ASSEMBLÉE NATIONALE - Statu quo sur le projet de loi de finances rectificative

Les députés prennent leur temps dans l’étude du projet de texte budgétaire. Après quelques jours de mise en stand-by, ils ne vont réexaminer le projet de loi que lundi et mardi prochains.

Une prise de vue du balcon de la salle des séances du débat d’hier, à l’Assemblée nationale.

Au point mort. Le projet de loi de finances rectificative est le principal sujet à l’affiche des travaux à l’Assemblée nationale durant cette première session parlementaire. Toutefois, depuis qu’il a été déposé à Tsimbazaza, au début du mois, les députés semblent prendre leurs aises dans l’examen du projet de texte budgétaire.

Le texte a été pris en main en travaux de commission le 2 juin. Depuis, les députés se sont affairés à d’autres sujets. Ils ont, notamment, multiplié les séances de questions et de réponses avec des ministres, ou encore les séances d’échanges avec des entités comme la Cour des comptes et la Banque centrale de Madagascar.

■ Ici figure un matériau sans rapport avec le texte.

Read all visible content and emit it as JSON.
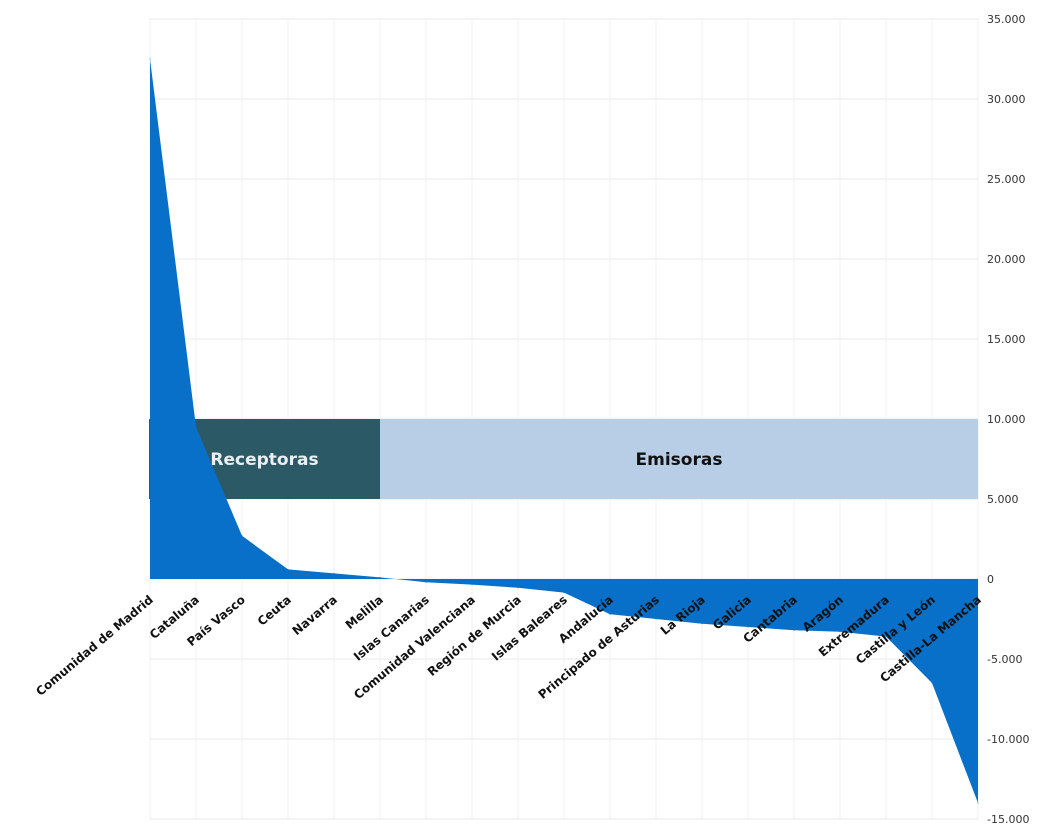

Le prochain rendez-vous où le projet de loi de finances rectificative sera à l’ordre du jour des travaux parlementaires est lundi prochain.

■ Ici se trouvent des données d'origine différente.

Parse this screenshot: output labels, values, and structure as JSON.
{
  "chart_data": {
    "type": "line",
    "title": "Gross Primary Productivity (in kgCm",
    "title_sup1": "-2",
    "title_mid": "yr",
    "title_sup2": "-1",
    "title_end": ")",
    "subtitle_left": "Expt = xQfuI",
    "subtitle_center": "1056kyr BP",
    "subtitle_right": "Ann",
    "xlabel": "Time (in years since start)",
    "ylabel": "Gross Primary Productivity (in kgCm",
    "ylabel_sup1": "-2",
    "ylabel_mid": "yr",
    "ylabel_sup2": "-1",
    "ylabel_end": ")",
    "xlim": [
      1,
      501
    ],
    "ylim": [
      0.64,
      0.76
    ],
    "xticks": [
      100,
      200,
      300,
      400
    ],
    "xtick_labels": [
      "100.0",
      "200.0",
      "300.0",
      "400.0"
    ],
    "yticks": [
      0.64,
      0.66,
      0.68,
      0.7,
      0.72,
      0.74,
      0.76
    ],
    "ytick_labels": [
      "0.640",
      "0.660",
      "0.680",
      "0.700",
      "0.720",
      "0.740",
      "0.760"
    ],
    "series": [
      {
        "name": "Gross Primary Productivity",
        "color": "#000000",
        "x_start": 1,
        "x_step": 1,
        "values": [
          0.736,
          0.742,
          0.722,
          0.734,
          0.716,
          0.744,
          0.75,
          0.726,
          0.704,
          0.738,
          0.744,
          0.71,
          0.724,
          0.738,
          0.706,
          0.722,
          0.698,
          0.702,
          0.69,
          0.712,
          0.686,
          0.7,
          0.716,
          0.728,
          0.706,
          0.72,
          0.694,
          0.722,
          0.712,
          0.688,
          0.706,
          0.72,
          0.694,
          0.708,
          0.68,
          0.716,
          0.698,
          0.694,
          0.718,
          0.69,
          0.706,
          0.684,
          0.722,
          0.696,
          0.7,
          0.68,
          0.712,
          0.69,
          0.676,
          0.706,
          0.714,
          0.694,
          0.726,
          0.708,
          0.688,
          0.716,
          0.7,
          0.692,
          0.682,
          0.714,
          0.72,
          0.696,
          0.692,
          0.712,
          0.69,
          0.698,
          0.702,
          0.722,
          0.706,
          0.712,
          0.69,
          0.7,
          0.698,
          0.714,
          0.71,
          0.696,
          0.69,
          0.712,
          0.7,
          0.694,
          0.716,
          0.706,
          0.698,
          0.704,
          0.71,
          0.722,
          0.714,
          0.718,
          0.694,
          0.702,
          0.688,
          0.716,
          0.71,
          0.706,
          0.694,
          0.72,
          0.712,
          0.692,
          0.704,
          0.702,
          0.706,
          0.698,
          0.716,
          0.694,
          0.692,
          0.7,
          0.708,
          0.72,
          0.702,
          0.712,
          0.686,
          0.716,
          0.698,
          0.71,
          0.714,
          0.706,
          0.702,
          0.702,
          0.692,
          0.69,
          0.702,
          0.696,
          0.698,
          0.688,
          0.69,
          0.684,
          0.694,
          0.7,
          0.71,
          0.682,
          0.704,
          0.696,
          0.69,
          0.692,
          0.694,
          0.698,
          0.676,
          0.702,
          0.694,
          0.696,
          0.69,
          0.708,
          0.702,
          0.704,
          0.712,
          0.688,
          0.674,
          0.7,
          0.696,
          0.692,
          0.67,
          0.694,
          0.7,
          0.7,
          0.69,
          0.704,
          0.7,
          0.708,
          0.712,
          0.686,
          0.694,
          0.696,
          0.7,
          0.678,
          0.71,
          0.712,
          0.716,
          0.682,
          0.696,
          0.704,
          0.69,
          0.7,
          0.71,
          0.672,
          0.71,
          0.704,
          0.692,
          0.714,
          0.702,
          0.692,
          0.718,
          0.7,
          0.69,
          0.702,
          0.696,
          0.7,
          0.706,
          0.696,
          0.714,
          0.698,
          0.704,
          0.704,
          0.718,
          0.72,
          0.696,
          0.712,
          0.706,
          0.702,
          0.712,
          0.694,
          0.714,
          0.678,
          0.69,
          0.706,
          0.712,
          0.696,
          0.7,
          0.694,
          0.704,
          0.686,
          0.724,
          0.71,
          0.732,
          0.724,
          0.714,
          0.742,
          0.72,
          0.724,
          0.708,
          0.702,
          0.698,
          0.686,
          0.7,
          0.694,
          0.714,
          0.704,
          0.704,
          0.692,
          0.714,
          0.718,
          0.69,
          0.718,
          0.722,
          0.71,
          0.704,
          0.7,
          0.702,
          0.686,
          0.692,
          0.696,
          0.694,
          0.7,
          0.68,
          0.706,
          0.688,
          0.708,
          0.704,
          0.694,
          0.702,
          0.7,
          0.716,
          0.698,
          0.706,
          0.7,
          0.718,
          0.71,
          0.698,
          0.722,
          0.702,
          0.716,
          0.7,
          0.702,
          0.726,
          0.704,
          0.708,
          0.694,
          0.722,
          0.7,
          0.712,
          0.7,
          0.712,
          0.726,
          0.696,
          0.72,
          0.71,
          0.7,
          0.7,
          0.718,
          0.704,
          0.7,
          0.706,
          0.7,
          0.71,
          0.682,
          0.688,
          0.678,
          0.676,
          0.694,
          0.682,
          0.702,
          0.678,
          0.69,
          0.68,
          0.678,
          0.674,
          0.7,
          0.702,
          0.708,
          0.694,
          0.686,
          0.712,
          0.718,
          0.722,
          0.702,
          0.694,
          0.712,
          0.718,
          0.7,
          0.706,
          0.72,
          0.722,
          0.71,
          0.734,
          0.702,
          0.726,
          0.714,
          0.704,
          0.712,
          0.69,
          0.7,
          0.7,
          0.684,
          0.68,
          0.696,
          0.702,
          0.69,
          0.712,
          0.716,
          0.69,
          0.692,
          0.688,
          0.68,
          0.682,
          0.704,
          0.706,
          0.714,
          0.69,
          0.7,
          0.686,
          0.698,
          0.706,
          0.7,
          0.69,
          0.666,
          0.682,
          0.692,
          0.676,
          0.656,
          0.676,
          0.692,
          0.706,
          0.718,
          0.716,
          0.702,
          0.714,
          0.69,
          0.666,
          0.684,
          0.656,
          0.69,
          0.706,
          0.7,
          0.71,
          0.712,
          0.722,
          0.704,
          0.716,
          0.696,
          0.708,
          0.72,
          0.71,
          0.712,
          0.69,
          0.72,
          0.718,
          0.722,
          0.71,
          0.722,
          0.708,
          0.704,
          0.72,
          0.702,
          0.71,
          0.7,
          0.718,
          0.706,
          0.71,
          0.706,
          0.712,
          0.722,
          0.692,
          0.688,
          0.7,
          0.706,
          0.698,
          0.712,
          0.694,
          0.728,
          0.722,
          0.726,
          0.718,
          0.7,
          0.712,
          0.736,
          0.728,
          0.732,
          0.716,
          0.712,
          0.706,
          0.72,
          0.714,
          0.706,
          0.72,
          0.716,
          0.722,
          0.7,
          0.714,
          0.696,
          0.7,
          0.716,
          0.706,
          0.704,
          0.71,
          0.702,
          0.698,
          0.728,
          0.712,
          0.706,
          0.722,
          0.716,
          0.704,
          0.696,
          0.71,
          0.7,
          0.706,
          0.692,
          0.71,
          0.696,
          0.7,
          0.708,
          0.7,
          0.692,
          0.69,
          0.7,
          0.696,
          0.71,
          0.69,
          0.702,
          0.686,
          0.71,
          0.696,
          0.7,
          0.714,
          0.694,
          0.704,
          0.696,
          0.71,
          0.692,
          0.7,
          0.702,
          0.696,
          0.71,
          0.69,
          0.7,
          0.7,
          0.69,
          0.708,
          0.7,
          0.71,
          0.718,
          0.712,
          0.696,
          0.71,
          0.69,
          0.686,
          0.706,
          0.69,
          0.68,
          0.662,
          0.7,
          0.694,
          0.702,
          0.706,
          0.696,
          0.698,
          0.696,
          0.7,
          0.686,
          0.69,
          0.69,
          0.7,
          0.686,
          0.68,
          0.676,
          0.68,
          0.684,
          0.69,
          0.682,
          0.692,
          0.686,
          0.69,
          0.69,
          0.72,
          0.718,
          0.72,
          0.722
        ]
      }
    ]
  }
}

Ce 15 juin, une séance de présentation générale du projet de texte budgétaire par le ministre de l’Économie et des finances est prévue. S’ensuivra une journée de travaux de commission le mardi 16 juin. Il faudra attendre l’adoption du prochain ordre du jour de l’institution de Tsimbazaza, prévu le 19 juin, afin de savoir la suite que les députés donneront à l’étude et au vote du projet de loi de finances rectificative.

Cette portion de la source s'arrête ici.